Das Bundesverfassungsgericht hat entschieden, dass die strenge 2G-plus-Regel im Bundestag im Jahr 2022 mit dem Grundgesetz vereinbar war.

Du hast vielleicht mitbekommen, dass es während der Corona-Zeit auch im Bundestag strenge Regeln gab. 2G-plus bedeutet: Wer in den Plenarsaal wollte, musste geimpft oder genesen sein und zusätzlich einen frischen negativen Schnelltest vorzeigen – oder eine Auffrischungsimpfung haben.
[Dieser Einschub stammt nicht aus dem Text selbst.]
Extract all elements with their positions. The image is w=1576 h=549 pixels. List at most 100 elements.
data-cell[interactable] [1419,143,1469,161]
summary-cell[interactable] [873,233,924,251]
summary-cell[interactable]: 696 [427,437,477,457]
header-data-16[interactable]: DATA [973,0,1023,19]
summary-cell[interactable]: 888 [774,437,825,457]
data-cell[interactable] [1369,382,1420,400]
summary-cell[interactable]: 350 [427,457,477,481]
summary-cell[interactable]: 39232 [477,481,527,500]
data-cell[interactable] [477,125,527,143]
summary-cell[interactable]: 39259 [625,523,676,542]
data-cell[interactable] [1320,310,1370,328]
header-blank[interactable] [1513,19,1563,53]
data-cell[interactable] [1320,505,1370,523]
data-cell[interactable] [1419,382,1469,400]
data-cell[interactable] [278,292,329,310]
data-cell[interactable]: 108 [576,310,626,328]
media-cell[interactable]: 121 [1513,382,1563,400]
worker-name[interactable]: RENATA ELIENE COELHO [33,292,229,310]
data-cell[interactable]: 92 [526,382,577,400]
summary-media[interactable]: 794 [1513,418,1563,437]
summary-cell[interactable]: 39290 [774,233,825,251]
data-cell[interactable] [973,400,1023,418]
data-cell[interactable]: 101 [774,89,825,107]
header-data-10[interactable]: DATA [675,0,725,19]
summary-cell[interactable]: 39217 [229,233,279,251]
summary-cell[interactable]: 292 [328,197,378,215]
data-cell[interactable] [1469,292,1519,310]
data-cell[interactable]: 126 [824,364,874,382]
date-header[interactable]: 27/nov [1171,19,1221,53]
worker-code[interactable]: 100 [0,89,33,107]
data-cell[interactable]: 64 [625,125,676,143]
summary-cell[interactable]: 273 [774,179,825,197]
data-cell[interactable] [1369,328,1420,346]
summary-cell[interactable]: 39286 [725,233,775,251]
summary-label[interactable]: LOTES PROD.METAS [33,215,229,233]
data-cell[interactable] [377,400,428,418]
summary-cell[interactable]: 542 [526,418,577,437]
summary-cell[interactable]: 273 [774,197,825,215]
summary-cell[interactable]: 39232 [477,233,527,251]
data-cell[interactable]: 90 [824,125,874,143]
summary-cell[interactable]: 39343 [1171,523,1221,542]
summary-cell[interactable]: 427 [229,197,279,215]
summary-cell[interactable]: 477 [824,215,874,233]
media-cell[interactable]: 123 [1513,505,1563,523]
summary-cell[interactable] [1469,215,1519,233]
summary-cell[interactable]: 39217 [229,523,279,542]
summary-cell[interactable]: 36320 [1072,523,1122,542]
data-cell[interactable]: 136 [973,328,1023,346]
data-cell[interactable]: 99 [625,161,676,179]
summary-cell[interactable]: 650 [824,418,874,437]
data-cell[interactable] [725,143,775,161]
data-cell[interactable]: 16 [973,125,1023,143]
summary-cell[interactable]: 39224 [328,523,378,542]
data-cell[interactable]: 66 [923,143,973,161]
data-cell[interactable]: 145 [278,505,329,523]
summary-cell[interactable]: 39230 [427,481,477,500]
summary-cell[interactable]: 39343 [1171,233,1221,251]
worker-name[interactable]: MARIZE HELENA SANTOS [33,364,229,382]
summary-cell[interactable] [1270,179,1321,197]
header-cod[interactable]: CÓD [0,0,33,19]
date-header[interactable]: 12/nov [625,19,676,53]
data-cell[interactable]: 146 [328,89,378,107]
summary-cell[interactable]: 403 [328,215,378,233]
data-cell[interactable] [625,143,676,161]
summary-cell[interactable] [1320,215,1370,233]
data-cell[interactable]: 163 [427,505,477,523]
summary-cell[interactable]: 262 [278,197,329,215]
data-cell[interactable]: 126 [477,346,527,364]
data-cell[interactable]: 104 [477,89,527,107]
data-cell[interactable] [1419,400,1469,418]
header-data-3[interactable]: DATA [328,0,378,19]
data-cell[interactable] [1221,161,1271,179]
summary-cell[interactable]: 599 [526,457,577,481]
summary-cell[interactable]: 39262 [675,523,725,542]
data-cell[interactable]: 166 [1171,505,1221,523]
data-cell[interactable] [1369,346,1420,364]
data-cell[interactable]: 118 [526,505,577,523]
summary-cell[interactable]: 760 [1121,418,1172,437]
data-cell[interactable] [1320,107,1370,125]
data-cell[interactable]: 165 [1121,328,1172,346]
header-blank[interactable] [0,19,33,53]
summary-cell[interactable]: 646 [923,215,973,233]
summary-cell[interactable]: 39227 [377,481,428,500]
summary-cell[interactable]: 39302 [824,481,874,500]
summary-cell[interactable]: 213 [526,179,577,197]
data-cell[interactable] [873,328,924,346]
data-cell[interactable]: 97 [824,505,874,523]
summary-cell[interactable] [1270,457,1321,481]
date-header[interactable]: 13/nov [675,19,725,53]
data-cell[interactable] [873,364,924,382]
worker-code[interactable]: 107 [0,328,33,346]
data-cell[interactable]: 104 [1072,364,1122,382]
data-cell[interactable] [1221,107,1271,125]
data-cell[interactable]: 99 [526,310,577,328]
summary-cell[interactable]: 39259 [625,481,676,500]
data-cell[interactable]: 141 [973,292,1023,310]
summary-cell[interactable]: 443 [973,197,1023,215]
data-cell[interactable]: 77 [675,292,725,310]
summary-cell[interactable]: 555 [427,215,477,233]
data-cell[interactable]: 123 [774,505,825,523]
Die AfD-Fraktion fand das nicht in Ordnung und hat deshalb vor dem Bundesverfassungsgericht in Karlsruhe geklagt.

Die Richterinnen und Richter haben sich die Sache genau angeschaut. Ihr Ergebnis: Die Regelung war verfassungsrechtlich in Ordnung. Sie habe den Bundestag davor geschützt, dass durch viele Infektionen die Arbeit im Parlament stillsteht. Das ist wichtig, weil der Bundestag Gesetze beschließt und das Land steuert – auch in einer Pandemie.

Die Kläger hatten außerdem kritisiert, dass die Gedenkstunde für die Opfer des Nationalsozialismus am 27. Januar 2022 nur unter 2G-plus-Bedingungen stattfinden konnte. Das Gericht fand das trotzdem verständlich, weil alte Holocaust-Überlebende bei der Veranstaltung waren und diese besonders geschützt werden mussten.